Brisbane Airport Rail Returns: Airtrain Reopens This Saturday

Airtrain Returns to Full Service This Saturday

The long wait for a direct rail link to Brisbane Airport is finally over. After 23 consecutive days without a train, the Airtrain connection will return to full service on Saturday, 26 April 2026. This marks the end of the longest shutdown in the service’s history, restoring the 22-minute journey from Central to the airport terminals.

Passengers who have endured road-only transfers since Good Friday, 3 April, will see a dramatic change in their travel experience. The return of the train means the end of 60–90 minute taxi queues and the surge-priced rideshare fares that have plagued airport access during the closure. As reported by Travel Tourister, the first service is scheduled to depart at approximately 06:04 on the weekend.

Surviving the Anzac Day Traffic Crunch

While the rail link returns tomorrow, today presents a unique challenge for anyone flying out of Brisbane. Saturday, 25 April, is Anzac Day, and the city is operating in memorial mode with significant disruptions.
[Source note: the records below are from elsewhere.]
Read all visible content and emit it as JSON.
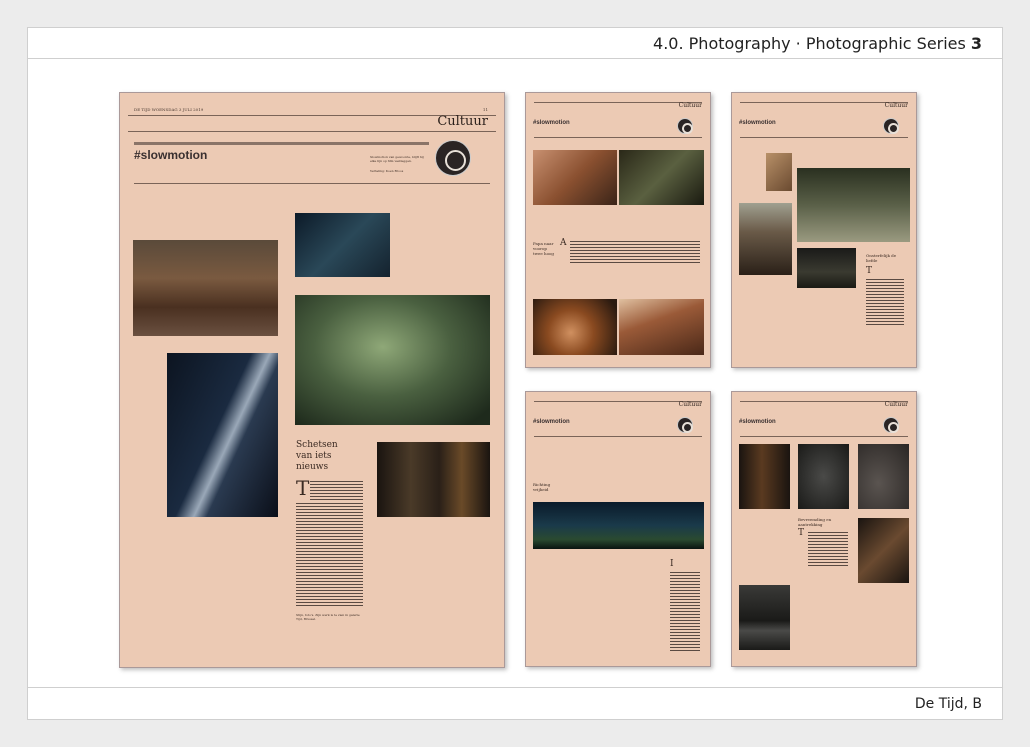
{
  "header": {
    "title": "4.0. Photography · Photographic Series",
    "number": "3"
  },
  "footer": {
    "credit": "De Tijd, B"
  },
  "large_page": {
    "dateline": "DE TIJD WOENSDAG 3 JULI 2019",
    "page_number": "11",
    "section": "Cultuur",
    "hashtag": "#slowmotion",
    "intro": "Slowmotion van gewoonte, blijft hij elke lijn op film vastleggen.",
    "byline": "Vertaling: Koen Broos",
    "headline": "Schetsen van iets nieuws",
    "dropcap": "T",
    "signoff": "Stijn, foto's. Zijn werk is te zien in galerie Tijd, Brussel."
  },
  "small_pages": [
    {
      "section": "Cultuur",
      "hashtag": "#slowmotion",
      "headline": "Papa naar voorop twee hoog",
      "dropcap": "A"
    },
    {
      "section": "Cultuur",
      "hashtag": "#slowmotion",
      "headline": "Onsterfelijk de liefde",
      "dropcap": "T"
    },
    {
      "section": "Cultuur",
      "hashtag": "#slowmotion",
      "headline": "Richting vrijheid",
      "dropcap": "I"
    },
    {
      "section": "Cultuur",
      "hashtag": "#slowmotion",
      "headline": "Bevreemding en aantrekking",
      "dropcap": "T"
    }
  ]
}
Brisbane City road closures were in place between 2am and 3pm on 25 April for the Anzac Day commemorations.

Temporary parking restrictions have been active since 7pm on Friday, 24 April, and will remain in force until 11:59pm tonight. These restrictions affect the CBD arterials that taxis and rideshares use to access the airport from the south and inner north. The Anzac Square precinct, located adjacent to Central Station, sits directly in the path of these routes.

For flights before 7am today, the 2am deadline to be in a taxi or rideshare has already passed, meaning those passengers are currently navigating the active road closures. For flights between 7am and 12pm, road closures remain in place until approximately 3pm, meaning CBD-origin trips to the airport will face significant delays.
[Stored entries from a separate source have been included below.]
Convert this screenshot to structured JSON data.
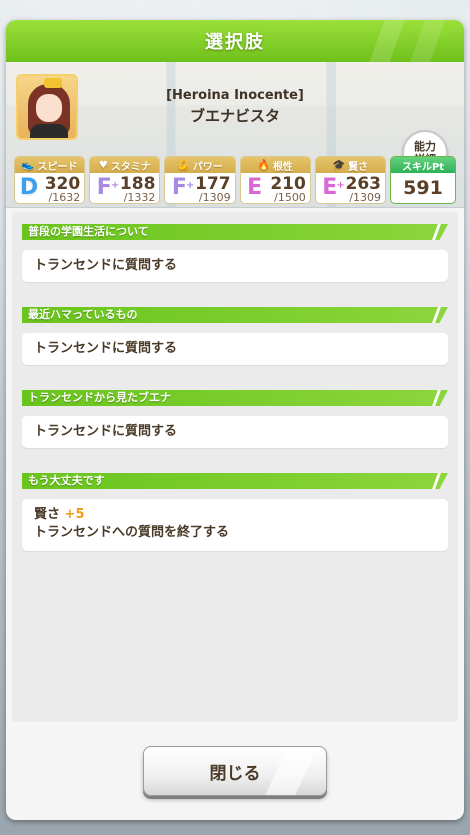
{
  "dialog": {
    "title": "選択肢"
  },
  "character": {
    "epithet": "[Heroina Inocente]",
    "name": "ブエナビスタ"
  },
  "detail_button": {
    "label": "能力\n詳細"
  },
  "stats": [
    {
      "label": "スピード",
      "icon": "shoe-icon",
      "grade": "D",
      "plus": "",
      "value": "320",
      "max": "/1632"
    },
    {
      "label": "スタミナ",
      "icon": "heart-icon",
      "grade": "F",
      "plus": "+",
      "value": "188",
      "max": "/1332"
    },
    {
      "label": "パワー",
      "icon": "muscle-icon",
      "grade": "F",
      "plus": "+",
      "value": "177",
      "max": "/1309"
    },
    {
      "label": "根性",
      "icon": "flame-icon",
      "grade": "E",
      "plus": "",
      "value": "210",
      "max": "/1500"
    },
    {
      "label": "賢さ",
      "icon": "graduation-cap-icon",
      "grade": "E",
      "plus": "+",
      "value": "263",
      "max": "/1309"
    }
  ],
  "skill_pt": {
    "label": "スキルPt",
    "value": "591"
  },
  "choices": [
    {
      "header": "普段の学園生活について",
      "text": "トランセンドに質問する"
    },
    {
      "header": "最近ハマっているもの",
      "text": "トランセンドに質問する"
    },
    {
      "header": "トランセンドから見たブエナ",
      "text": "トランセンドに質問する"
    },
    {
      "header": "もう大丈夫です",
      "effect_label": "賢さ",
      "effect_bonus": "+5",
      "text": "トランセンドへの質問を終了する"
    }
  ],
  "close_button": {
    "label": "閉じる"
  },
  "colors": {
    "header_green": "#7cc923",
    "accent_orange": "#f29a16",
    "grade_D": "#3b9ff0",
    "grade_F": "#a78be0",
    "grade_E": "#d768d4"
  }
}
The Scale of the 23-Day Shutdown

The closure began on Good Friday, 3 April, when Queensland Rail launched what is being described as the most ambitious rail engineering programme in Brisbane’s modern history. The works include the Cross River Rail tunnel integration, the Beerburrum to Nambour Stage 1 rail upgrade, and the installation of the European Train Control System.

Queensland Rail and Translink deliberately compressed these massive infrastructure projects into a single 23-day window rather than spreading closures across many weekends. The result was that approximately 600,000 passengers navigated the airport without rail access. During this period, zero direct Airtrain trains ran between Eagle Junction and the city centre.

Passengers were forced to rely on the Eagle Junction bus transfer or face the congested highway approaches to BNE. Carriers including Qantas, Jetstar, Virgin Australia, and international airlines like Singapore Airlines and United Airlines operated throughout the shutdown, but their passengers faced the added burden of road-only access.

What Changes When the Train Returns

Starting with the first service on Saturday, 26 April, the travel landscape resets. The 22-minute journey from Central to the airport resumes, and the need for the Eagle Junction bus transfer disappears. Surge pricing on Uber and DiDi for airport transfers is expected to drop away as the rail option returns.

For the inner north suburbs of New Farm, Teneriffe, and Newstead, the return of the Airtrain means a reliable, predictable link to the airport once again. The 23-day disruption is officially over, and Brisbane Airport returns to being a transport hub rather than a road-access problem.

Travellers should confirm the exact first service time at airtrain.com.au, as schedules can vary. With the Anzac Day road closures now in the past for early morning departures, the only remaining option for those who missed the pre-dawn window is to wait for the train to resume service tomorrow.